Treasury prices, which move inversely to yields, were also supported by institutional investor buying to meet routine month-end and quarter-end portfolio adjustments, analysts said.
New York Fed President William Dudley, St. Louis Fed President James Bullard and Minneapolis Fed President Neel Kashkari said on Friday they expect rate increases this year, but each struck a cautious tone about the U.S. economy. Investors are currently pricing in two more interest rate increases in 2017 after the Fed raised rates at its last policy meeting.
Dudley, who is also the vice chairman of the Federal Open Market Committee and a known supporter of low interest rates, said the Fed is not in a huge rush to tighten policy since the economy is not overheating.
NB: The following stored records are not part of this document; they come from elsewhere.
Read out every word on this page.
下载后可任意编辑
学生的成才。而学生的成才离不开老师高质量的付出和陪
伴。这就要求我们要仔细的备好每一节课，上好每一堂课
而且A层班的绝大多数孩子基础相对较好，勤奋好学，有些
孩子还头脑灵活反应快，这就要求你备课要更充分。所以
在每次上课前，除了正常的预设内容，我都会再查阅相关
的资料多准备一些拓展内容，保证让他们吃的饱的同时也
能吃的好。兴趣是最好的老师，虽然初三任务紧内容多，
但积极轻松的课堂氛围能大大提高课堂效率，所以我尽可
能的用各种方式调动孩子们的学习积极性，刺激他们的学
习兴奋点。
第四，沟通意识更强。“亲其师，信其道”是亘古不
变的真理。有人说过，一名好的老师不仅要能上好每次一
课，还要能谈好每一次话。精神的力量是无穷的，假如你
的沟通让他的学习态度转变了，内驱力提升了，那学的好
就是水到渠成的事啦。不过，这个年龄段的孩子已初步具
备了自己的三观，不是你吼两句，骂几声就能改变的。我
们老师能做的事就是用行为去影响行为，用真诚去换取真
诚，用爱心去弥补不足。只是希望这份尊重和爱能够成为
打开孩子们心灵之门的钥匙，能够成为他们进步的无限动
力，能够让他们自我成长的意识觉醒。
Bullard echoed the sentiment, as did Kashkari.
Jennifer Vail, head of fixed income of The Private Client Reserve, at U.S. Bank in Portland, Oregon said the Fed officials’ remarks, specifically from Dudley and Bullard, helped pushed yields lower.
“When Dudley speaks, given his role in the FOMC, it kind of eclipses many of the other folks that speak in the marketplace,” said Vail.
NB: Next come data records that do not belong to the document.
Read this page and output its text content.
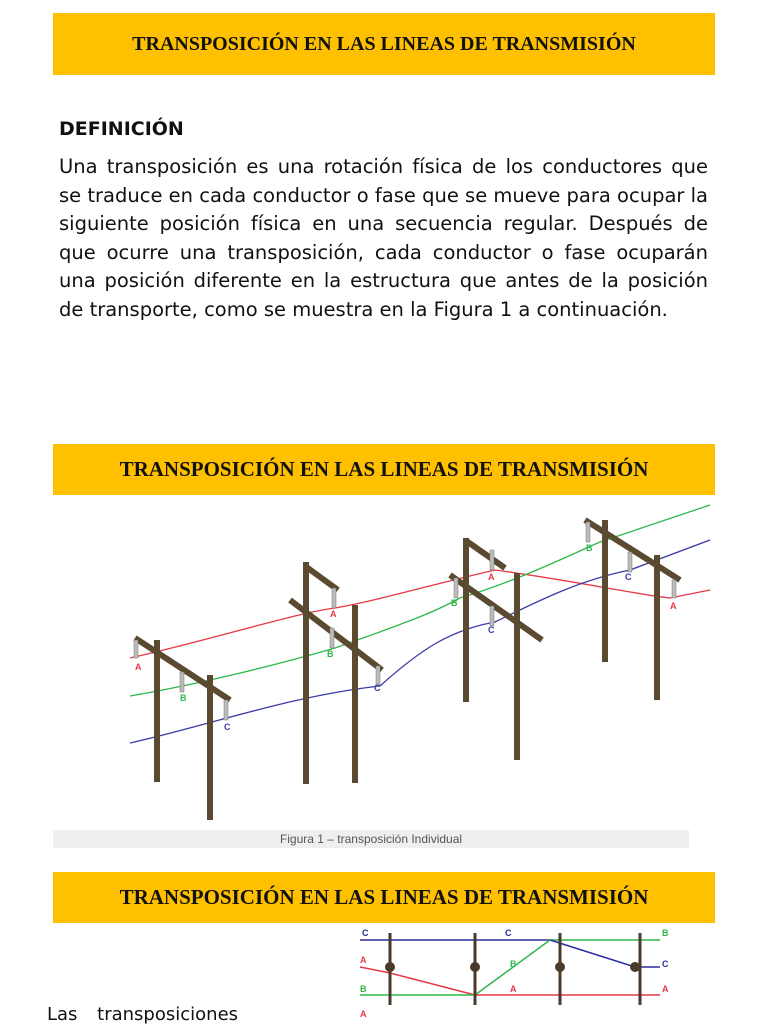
TRANSPOSICIÓN EN LAS LINEAS DE TRANSMISIÓN
DEFINICIÓN
Una transposición es una rotación física de los conductores que se traduce en cada conductor o fase que se mueve para ocupar la siguiente posición física en una secuencia regular. Después de que ocurre una transposición, cada conductor o fase ocuparán una posición diferente en la estructura que antes de la posición de transporte, como se muestra en la Figura 1 a continuación.
TRANSPOSICIÓN EN LAS LINEAS DE TRANSMISIÓN
A
B
C
A
B
C
A
B
C
B
C
A
Figura 1 – transposición Individual
TRANSPOSICIÓN EN LAS LINEAS DE TRANSMISIÓN
C	C	B
A	B	C
B	A	A
A
Las transposiciones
All three officials also pushed for shrinking the Fed’s balance sheet, with Dudley saying the Fed could actually do so this year, earlier than what most economists have expected.
Comments on shrinking the balance sheet, which Dudley said was tantamount to raising rates, steepened the yield curve, after a flattening trend the last two weeks.
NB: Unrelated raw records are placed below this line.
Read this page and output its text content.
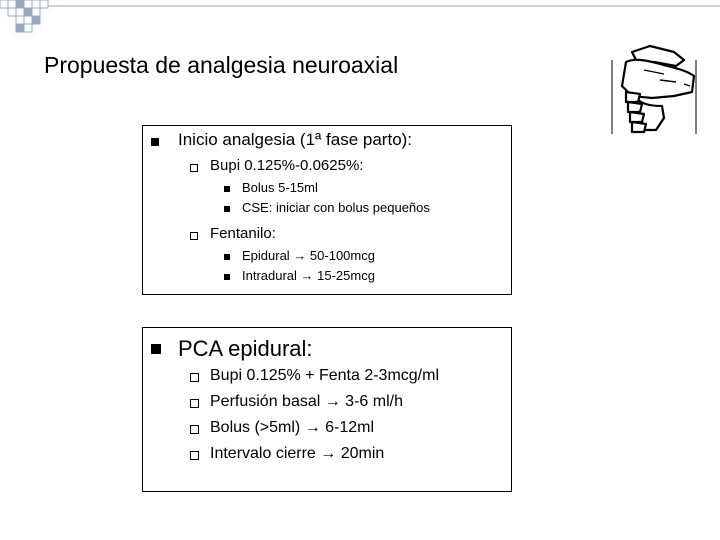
Propuesta de analgesia neuroaxial
Inicio analgesia (1ª fase parto):
Bupi 0.125%-0.0625%:
Bolus 5-15ml
CSE: iniciar con bolus pequeños
Fentanilo:
Epidural → 50-100mcg
Intradural → 15-25mcg
PCA epidural:
Bupi 0.125% + Fenta 2-3mcg/ml
Perfusión basal → 3-6 ml/h
Bolus (>5ml) → 6-12ml
Intervalo cierre → 20min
The gap between the yields of shorter-dated and longer-dated Treasuries widened on Friday, with the spread between the two-year and 10-year notes rising to as much as 115.10 basis points, the steepest in a week.
Shrinking the balance sheet typically leads to a steeper yield curve. Allowing Treasury bonds and notes to roll off without replacing them with new ones while keeping the fed funds rate relatively low, would cause long-term rates to rise sharply while putting a lid on short-term rates.
U.S. economic data on Friday, meanwhile, was a mixed bag, with the rise in year-on-year inflation to a nearly five-year high, a stronger-than-expected factory activity in the U.S. Midwest and easing consumer sentiment for March.
The report backed the Fed’s view that the U.S. economy is growing at a steady, but not a rapid pace.
In late trading, U.S. 10-year notes were up 6/32 in price to yield 2.396 percent, compared with 2.418 percent on Thursday.